Properties involved in the ARCO write-downs include some assets acquired as part of the Union Texas Petroleum (UTP) purchase and other assets in the UK North Sea, Middle East and North Africa. Essentially all of the oil and gas properties impacted are overseas.

The charges include restructuring costs of $180 million after tax for the global cost reduction program ARCO announced in October. The program is designed to reduce before-tax costs by more than $500 million by 2000. ARCO said 1,200 employees, up from the original estimate of 900, will be terminated as part of the program. In addition to the cost reduction program, ARCO announced in December that its capital spending plans for 1999 call for reduced spending worldwide. The company said it expects to spend $2.7 billion worldwide in 1999, down 25% from the 1998 spending level.

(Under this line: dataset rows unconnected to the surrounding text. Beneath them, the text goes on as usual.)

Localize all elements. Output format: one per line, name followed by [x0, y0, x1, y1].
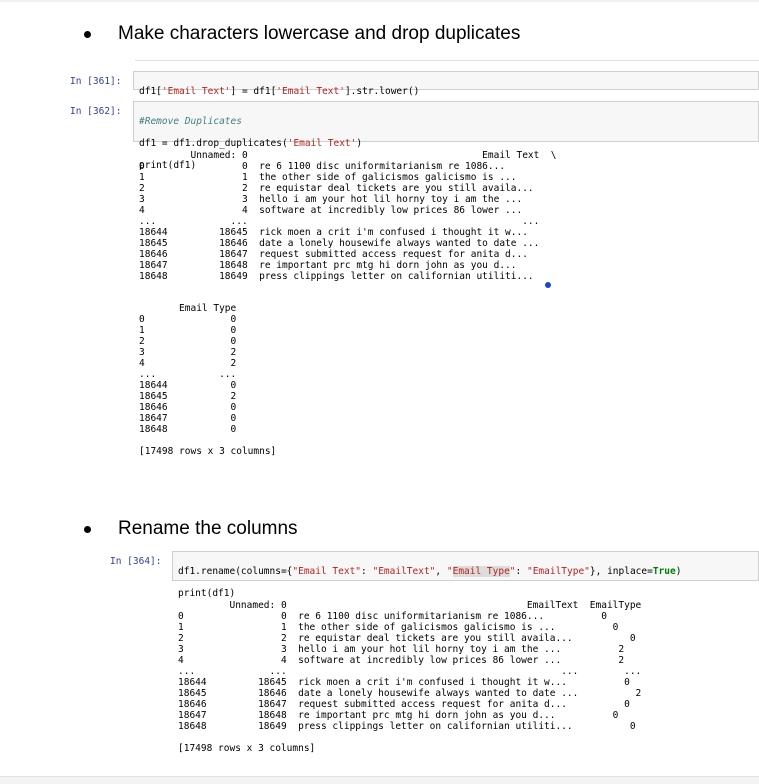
code-comment: #Remove Duplicates: [139, 116, 242, 127]
section-heading-text: Rename the columns: [118, 518, 298, 539]
code-token: ): [356, 138, 363, 149]
code-token: }, inplace=: [589, 566, 653, 577]
section-heading-text: Make characters lowercase and drop dupli…: [118, 23, 521, 44]
string-token: ": [446, 566, 453, 577]
code-token: ,: [435, 566, 447, 577]
code-token: ].str.lower(): [344, 86, 420, 97]
code-token: :: [515, 566, 527, 577]
string-token: 'Email Text': [161, 86, 231, 97]
string-token: 'Email Text': [287, 138, 357, 149]
code-cell-362[interactable]: #Remove Duplicates df1 = df1.drop_duplic…: [133, 101, 759, 171]
section-heading-lowercase: Make characters lowercase and drop dupli…: [84, 23, 684, 45]
keyword-token: True: [652, 566, 676, 577]
input-prompt-361: In [361]:: [70, 76, 122, 87]
top-divider: [0, 0, 759, 2]
mouse-cursor-icon: [545, 282, 551, 288]
code-line: df1.rename(columns={"Email Text": "Email…: [178, 566, 753, 577]
code-token: df1[: [139, 86, 162, 97]
code-token: ] = df1[: [230, 86, 277, 97]
input-prompt-364: In [364]:: [110, 556, 162, 567]
input-prompt-362: In [362]:: [70, 106, 122, 117]
string-token: "EmailText": [372, 566, 436, 577]
section-heading-rename: Rename the columns: [84, 518, 484, 540]
code-token: :: [361, 566, 373, 577]
code-token: df1.rename(columns={: [178, 566, 293, 577]
code-cell-364[interactable]: df1.rename(columns={"Email Text": "Email…: [172, 551, 759, 599]
code-line: df1['Email Text'] = df1['Email Text'].st…: [139, 86, 753, 97]
highlighted-string-token: Email Type: [452, 566, 510, 577]
code-token: ): [675, 566, 682, 577]
string-token: "EmailType": [526, 566, 590, 577]
cell-divider: [135, 60, 759, 61]
code-token: df1 = df1.drop_duplicates(: [139, 138, 288, 149]
bullet-icon: [84, 31, 91, 38]
cell-output-362-dataframe: Unnamed: 0 Email Text \ 0 0 re 6 1100 di…: [139, 150, 557, 282]
string-token: "Email Text": [292, 566, 362, 577]
code-line: print(df1): [178, 588, 236, 599]
string-token: 'Email Text': [276, 86, 345, 97]
cell-output-364-dataframe: Unnamed: 0 EmailText EmailType 0 0 re 6 …: [178, 600, 642, 754]
code-line: df1 = df1.drop_duplicates('Email Text'): [139, 138, 753, 149]
cell-output-362-emailtype: Email Type 0 0 1 0 2 0 3 2 4 2 ... ... 1…: [139, 303, 277, 457]
bullet-icon: [84, 526, 91, 533]
code-cell-361[interactable]: df1['Email Text'] = df1['Email Text'].st…: [133, 71, 759, 97]
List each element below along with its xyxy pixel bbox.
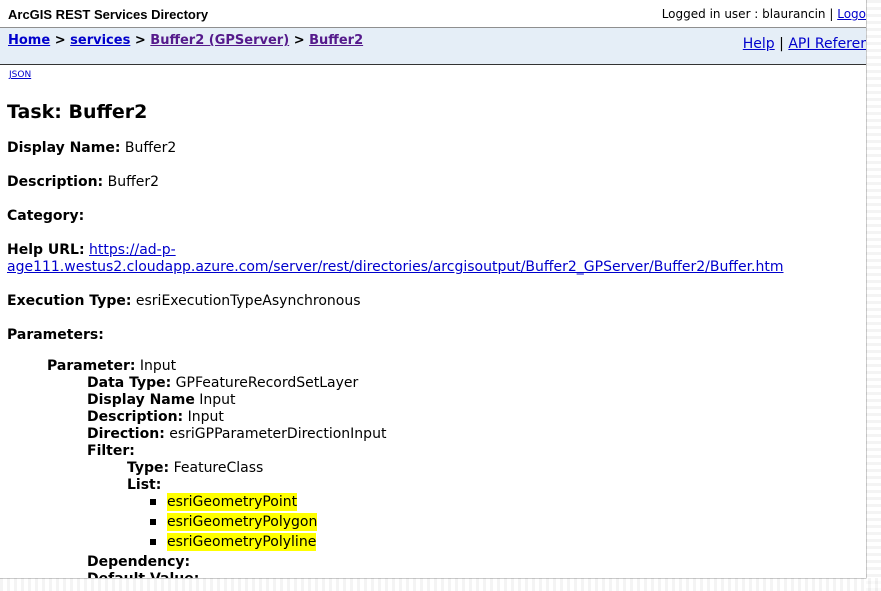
api-reference-link[interactable]: API Referer bbox=[788, 36, 866, 52]
breadcrumb-home-link[interactable]: Home bbox=[8, 33, 50, 48]
direction-value: esriGPParameterDirectionInput bbox=[169, 426, 387, 442]
help-url-link-part2[interactable]: age111.westus2.cloudapp.azure.com/server… bbox=[7, 259, 784, 275]
page-title: Task: Buffer2 bbox=[7, 101, 148, 123]
app-title: ArcGIS REST Services Directory bbox=[8, 7, 209, 22]
category-row: Category: bbox=[7, 208, 84, 224]
param-description-value: Input bbox=[187, 409, 224, 425]
filter-label: Filter: bbox=[87, 443, 135, 459]
breadcrumb-separator: > bbox=[293, 33, 305, 48]
list-item: esriGeometryPolyline bbox=[167, 533, 317, 551]
help-url-row: Help URL: https://ad-p- bbox=[7, 242, 176, 258]
torn-edge-bottom bbox=[0, 578, 881, 591]
help-separator: | bbox=[779, 36, 784, 52]
param-description-label: Description: bbox=[87, 409, 184, 425]
list-item-text: esriGeometryPolyline bbox=[167, 533, 317, 551]
help-url-link-part1[interactable]: https://ad-p- bbox=[89, 242, 176, 258]
list-bullet bbox=[150, 539, 156, 545]
login-separator: | bbox=[829, 7, 834, 21]
display-name-label: Display Name: bbox=[7, 140, 121, 156]
help-url-label: Help URL: bbox=[7, 242, 85, 258]
description-row: Description: Buffer2 bbox=[7, 174, 159, 190]
breadcrumb-separator: > bbox=[54, 33, 66, 48]
parameter-value: Input bbox=[139, 358, 177, 374]
json-link[interactable]: JSON bbox=[9, 70, 31, 80]
list-item: esriGeometryPoint bbox=[167, 493, 298, 511]
dependency-row: Dependency: bbox=[87, 554, 190, 570]
filter-type-value: FeatureClass bbox=[173, 460, 264, 476]
list-item: esriGeometryPolygon bbox=[167, 513, 318, 531]
nav-bar: Home > services > Buffer2 (GPServer) > B… bbox=[0, 28, 866, 65]
data-type-value: GPFeatureRecordSetLayer bbox=[175, 375, 359, 391]
breadcrumb-separator: > bbox=[134, 33, 146, 48]
filter-type-row: Type: FeatureClass bbox=[127, 460, 263, 476]
parameter-row: Parameter: Input bbox=[47, 358, 176, 374]
list-item-text: esriGeometryPolygon bbox=[167, 513, 318, 531]
login-status: Logged in user : blaurancin | Logo bbox=[662, 7, 866, 21]
list-bullet bbox=[150, 519, 156, 525]
param-display-name-row: Display Name Input bbox=[87, 392, 236, 408]
parameters-row: Parameters: bbox=[7, 327, 104, 343]
breadcrumb-services-link[interactable]: services bbox=[70, 33, 130, 48]
page-frame: ArcGIS REST Services Directory Logged in… bbox=[0, 0, 867, 579]
parameters-label: Parameters: bbox=[7, 327, 104, 343]
param-description-row: Description: Input bbox=[87, 409, 224, 425]
list-item-text: esriGeometryPoint bbox=[167, 493, 298, 511]
help-url-row-continued: age111.westus2.cloudapp.azure.com/server… bbox=[7, 259, 784, 275]
list-row: List: bbox=[127, 477, 161, 493]
parameter-label: Parameter: bbox=[47, 358, 136, 374]
filter-row: Filter: bbox=[87, 443, 135, 459]
help-links: Help | API Referer bbox=[743, 36, 866, 52]
param-display-name-value: Input bbox=[199, 392, 236, 408]
description-label: Description: bbox=[7, 174, 104, 190]
breadcrumb-task-link[interactable]: Buffer2 bbox=[309, 33, 363, 48]
direction-row: Direction: esriGPParameterDirectionInput bbox=[87, 426, 386, 442]
display-name-value: Buffer2 bbox=[124, 140, 177, 156]
data-type-label: Data Type: bbox=[87, 375, 172, 391]
list-label: List: bbox=[127, 477, 162, 493]
breadcrumb-gpserver-link[interactable]: Buffer2 (GPServer) bbox=[150, 33, 289, 48]
description-value: Buffer2 bbox=[107, 174, 160, 190]
execution-type-value: esriExecutionTypeAsynchronous bbox=[135, 293, 361, 309]
filter-type-label: Type: bbox=[127, 460, 170, 476]
data-type-row: Data Type: GPFeatureRecordSetLayer bbox=[87, 375, 358, 391]
logout-link[interactable]: Logo bbox=[837, 7, 866, 21]
param-display-name-label: Display Name bbox=[87, 392, 195, 408]
breadcrumb: Home > services > Buffer2 (GPServer) > B… bbox=[8, 33, 363, 48]
title-bar: ArcGIS REST Services Directory Logged in… bbox=[0, 0, 866, 28]
torn-edge-right bbox=[866, 0, 881, 591]
execution-type-row: Execution Type: esriExecutionTypeAsynchr… bbox=[7, 293, 361, 309]
logged-in-user: Logged in user : blaurancin bbox=[661, 7, 826, 21]
direction-label: Direction: bbox=[87, 426, 165, 442]
category-label: Category: bbox=[7, 208, 85, 224]
display-name-row: Display Name: Buffer2 bbox=[7, 140, 176, 156]
list-bullet bbox=[150, 499, 156, 505]
dependency-label: Dependency: bbox=[87, 554, 191, 570]
help-link[interactable]: Help bbox=[743, 36, 775, 52]
execution-type-label: Execution Type: bbox=[7, 293, 132, 309]
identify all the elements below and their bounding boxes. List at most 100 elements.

Also included in the 1998 fourth quarter special items will be a net benefit of $80 million, which includes a federal income tax refund in excess of $100 million.

More bad news came last week from Tulsa, OK-based Parker Drilling Co., which reported an unaudited net loss of $7.7 million, or a $0.10 loss per diluted share for the three months ended Nov. 30. The prior year's results for the same quarter reflect net income of $10.7 million, or $0.14 per diluted share. "The industry continues to experience the effects of the most dramatic drop in energy prices since the 1980s," said Robert L. Parker Jr., CEO. "Parker's strategy is to curtail costs and concentrate our marketing efforts in areas showing greatest potential."

Parker is changing its fiscal year-end from Aug. 31 to Dec. 31, effective Dec. 31, 1998. Parker specializes in barge and offshore drilling and workover services, land drilling, and specialized oil tool rentals.